Cuba releases results of 2-year probe on alleged high-tech attacks on Americans
Cuban government says own investigation shows no evidence health incidents took
HAVANA – Cuban government officials, through an hour-long presentation on Thursday, once again argued there is no evidence health "attacks" on American and Canadian embassy workers took place.
The Cuban investigation and the interactions with American and Canadian authorities show attacks did not happen, said Carlos Fernandez de Cossio, director of the U.S. Section at Cuba’s Foreign Ministry.
“We’ve been reassured through interactions that there is no proof these attacks took place,” said Fernandez de Cossio, who added the Cuban government doesn’t doubt there are sick embassy workers but their health issues they argue are not directly linked to living in Cuba.
Equipment that can create far-reaching sounds as described by American authorities do not exist in Cuba, said Ministry of Interior Lt. Coronel Roberto Hernandez Caballero.
The two-year investigation includes interviews from more than 100 people living in the areas where the American and Canadians lived.
During the investigative process, the U.S. personnel provided the Cuban government three audio samples and a compact disc with 14 recordings of sounds workers had heard.

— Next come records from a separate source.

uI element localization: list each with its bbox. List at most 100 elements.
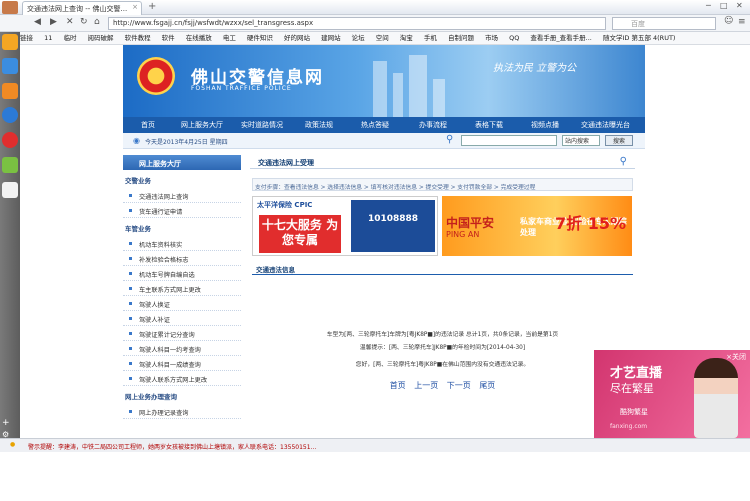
android-icon[interactable] bbox=[2, 157, 18, 173]
popup-close-button[interactable]: ×关闭 bbox=[726, 352, 746, 362]
bookmark[interactable]: 论坛 bbox=[352, 32, 365, 44]
menu-item[interactable]: 网上办理记录查询 bbox=[123, 404, 241, 419]
bookmark[interactable]: 好的网站 bbox=[284, 32, 310, 44]
pingan-ad-banner[interactable]: 中国平安 PING AN 私家车商业险 出险在专人跟踪处理 7折 15% bbox=[442, 196, 632, 256]
bookmark[interactable]: 淘宝 bbox=[400, 32, 413, 44]
weibo-icon[interactable] bbox=[2, 132, 18, 148]
bookmark[interactable]: 11 bbox=[44, 32, 52, 44]
user-avatar[interactable] bbox=[2, 1, 18, 14]
menu-item[interactable]: 货车通行证申请 bbox=[123, 203, 241, 218]
site-slogan: 执法为民 立警为公 bbox=[493, 63, 577, 74]
building-graphic bbox=[409, 55, 427, 117]
last-page-link[interactable]: 尾页 bbox=[479, 381, 495, 390]
ad-phone: 10108888 bbox=[351, 200, 435, 252]
bookmark[interactable]: 手机 bbox=[424, 32, 437, 44]
magnifier-icon: ⚲ bbox=[619, 156, 627, 167]
status-text[interactable]: 警示提醒：李建涛，中铁二局四公司工程师，她两岁女孩被接到佛山上塘镇派，家人联系电… bbox=[28, 444, 316, 451]
notes-icon[interactable] bbox=[2, 182, 18, 198]
home-icon[interactable]: ⌂ bbox=[94, 17, 100, 27]
date-display: 今天是2013年4月25日 星期四 bbox=[145, 139, 228, 146]
favorites-icon[interactable] bbox=[2, 34, 18, 50]
next-page-link[interactable]: 下一页 bbox=[447, 381, 471, 390]
bookmark[interactable]: 链接 bbox=[20, 32, 33, 44]
address-bar[interactable]: http://www.fsgajj.cn/fsjj/wsfwdt/wzxx/se… bbox=[108, 17, 606, 30]
nav-faq[interactable]: 热点答疑 bbox=[361, 120, 389, 130]
cpic-ad-banner[interactable]: 太平洋保险 CPIC 十七大服务 为您专属 10108888 bbox=[252, 196, 438, 256]
pagination: 首页 上一页 下一页 尾页 bbox=[250, 380, 635, 391]
add-icon[interactable]: + bbox=[2, 418, 18, 428]
browser-search-input[interactable]: 百度 bbox=[612, 17, 716, 30]
ad-brand: 中国平安 bbox=[446, 216, 495, 230]
bookmark[interactable]: 临时 bbox=[63, 32, 76, 44]
bookmark[interactable]: 建网站 bbox=[321, 32, 341, 44]
menu-item[interactable]: 驾驶人科目一成绩查询 bbox=[123, 356, 241, 371]
bookmark[interactable]: 随文学ID 第五部 4(RUT) bbox=[603, 32, 676, 44]
site-banner: 佛山交警信息网 FOSHAN TRAFFICE POLICE 执法为民 立警为公 bbox=[123, 45, 645, 117]
nav-policy[interactable]: 政策法规 bbox=[305, 120, 333, 130]
back-icon[interactable]: ◀ bbox=[34, 17, 41, 27]
site-search-select[interactable]: 站内搜索 bbox=[562, 135, 600, 146]
bookmark[interactable]: QQ bbox=[509, 32, 519, 44]
menu-item[interactable]: 驾驶人补证 bbox=[123, 311, 241, 326]
account-avatar-icon[interactable]: ☺ bbox=[724, 16, 733, 26]
first-page-link[interactable]: 首页 bbox=[390, 381, 406, 390]
bookmark[interactable]: 硬件知识 bbox=[247, 32, 273, 44]
nav-online-service[interactable]: 网上服务大厅 bbox=[181, 120, 223, 130]
building-graphic bbox=[393, 73, 403, 117]
site-subtitle: FOSHAN TRAFFICE POLICE bbox=[191, 85, 292, 92]
nav-process[interactable]: 办事流程 bbox=[419, 120, 447, 130]
main-nav: 首页 网上服务大厅 实时道路情况 政策法规 热点答疑 办事流程 表格下载 视频点… bbox=[123, 117, 645, 133]
left-menu: 网上服务大厅 交警业务 交通违法网上查询 货车通行证申请 车管业务 机动车资料核… bbox=[123, 155, 241, 438]
menu-item[interactable]: 驾驶人换证 bbox=[123, 296, 241, 311]
bookmark[interactable]: 自制问题 bbox=[448, 32, 474, 44]
menu-section-title: 车管业务 bbox=[125, 225, 151, 233]
main-content: 交通违法网上受理 ⚲ 支付步骤：查看违法信息 > 选择违法信息 > 填写核对违法… bbox=[250, 155, 635, 438]
browser-tab[interactable]: 交通违法网上查询 -- 佛山交警... × bbox=[22, 1, 142, 15]
number-seven-icon[interactable] bbox=[2, 107, 18, 123]
violation-section-title: 交通违法信息 bbox=[252, 262, 633, 275]
site-search-input[interactable] bbox=[461, 135, 557, 146]
bookmark[interactable]: 市场 bbox=[485, 32, 498, 44]
result-summary: 车型为[两、三轮摩托车]车牌为[粤JK8P■]的违法记录 总计1页，共0条记录，… bbox=[326, 332, 559, 338]
close-window-icon[interactable]: ✕ bbox=[736, 1, 743, 10]
calendar-icon: ◉ bbox=[133, 136, 140, 145]
menu-item[interactable]: 补发检验合格标志 bbox=[123, 251, 241, 266]
menu-icon[interactable]: ≡ bbox=[738, 17, 746, 27]
stop-icon[interactable]: ✕ bbox=[66, 17, 74, 27]
bookmark[interactable]: 查看手册_查看手册... bbox=[530, 32, 591, 44]
bookmark[interactable]: 阅码破解 bbox=[88, 32, 114, 44]
tab-close-icon[interactable]: × bbox=[132, 3, 138, 11]
bookmark[interactable]: 空间 bbox=[376, 32, 389, 44]
bookmark[interactable]: 软件教程 bbox=[125, 32, 151, 44]
menu-item[interactable]: 驾驶人联系方式网上更改 bbox=[123, 371, 241, 386]
content-header: 交通违法网上受理 bbox=[250, 155, 635, 169]
menu-item[interactable]: 驾驶人科目一约考查询 bbox=[123, 341, 241, 356]
ad-popup[interactable]: 才艺直播 尽在繁星 酷狗繁星 fanxing.com ×关闭 bbox=[594, 350, 750, 438]
menu-item[interactable]: 交通违法网上查询 bbox=[123, 188, 241, 203]
download-icon[interactable] bbox=[2, 58, 18, 74]
bulb-icon: ● bbox=[10, 441, 16, 448]
forward-icon[interactable]: ▶ bbox=[50, 17, 57, 27]
minimize-icon[interactable]: ─ bbox=[706, 1, 711, 10]
new-tab-button[interactable]: + bbox=[148, 1, 156, 12]
maximize-icon[interactable]: □ bbox=[720, 1, 728, 10]
nav-exposure[interactable]: 交通违法曝光台 bbox=[581, 120, 630, 130]
nav-road-status[interactable]: 实时道路情况 bbox=[241, 120, 283, 130]
browser-navbar: ◀ ▶ ✕ ↻ ⌂ http://www.fsgajj.cn/fsjj/wsfw… bbox=[0, 15, 750, 32]
bookmark[interactable]: 在线播放 bbox=[186, 32, 212, 44]
nav-home[interactable]: 首页 bbox=[141, 120, 155, 130]
menu-item[interactable]: 驾驶证累计记分查询 bbox=[123, 326, 241, 341]
nav-forms[interactable]: 表格下载 bbox=[475, 120, 503, 130]
menu-item[interactable]: 车主联系方式网上更改 bbox=[123, 281, 241, 296]
inspection-notice: 温馨提示：[两、三轮摩托车]JK8P■的年检时间为[2014-04-30] bbox=[359, 345, 526, 351]
nav-video[interactable]: 视频点播 bbox=[531, 120, 559, 130]
prev-page-link[interactable]: 上一页 bbox=[414, 381, 438, 390]
menu-item[interactable]: 机动车资料核实 bbox=[123, 236, 241, 251]
menu-item[interactable]: 机动车号牌自编自选 bbox=[123, 266, 241, 281]
bookmark[interactable]: 软件 bbox=[162, 32, 175, 44]
bookmark[interactable]: 电工 bbox=[223, 32, 236, 44]
refresh-icon[interactable]: ↻ bbox=[80, 17, 88, 27]
ad-logo: 太平洋保险 CPIC bbox=[257, 201, 313, 209]
rss-icon[interactable] bbox=[2, 83, 18, 99]
site-search-button[interactable]: 搜索 bbox=[605, 135, 633, 146]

It’s not possible the symptoms described by the diplomats were caused by an acoustic attack, said Ministry of Interior Lt. Coronel Jose Alazo Rangel.
The incidents first reported in February 2017, but the Cuban government points out four months passed before an FBI delegation visited Cuba to investigate.
Cuban investigative officials met with the FBI nine times, but they don’t believe cooperation has been sufficient and the Cuban government has not had access to medical and other testing in the investigation.
“No culprits have been found,” Hernandez Caballero said. “Nor have we found anyone with the motivation or the means to do suck a thing.”
During the lengthy exchange, Cuban health experts went on the provide reasons why different medical findings could be debunked.
The health incidents were the driving force for the reduction in staff at the U.S. embassy in Havana and the Cuban government argues the issue has been politicized in order to destroy bilateral relations between both countries.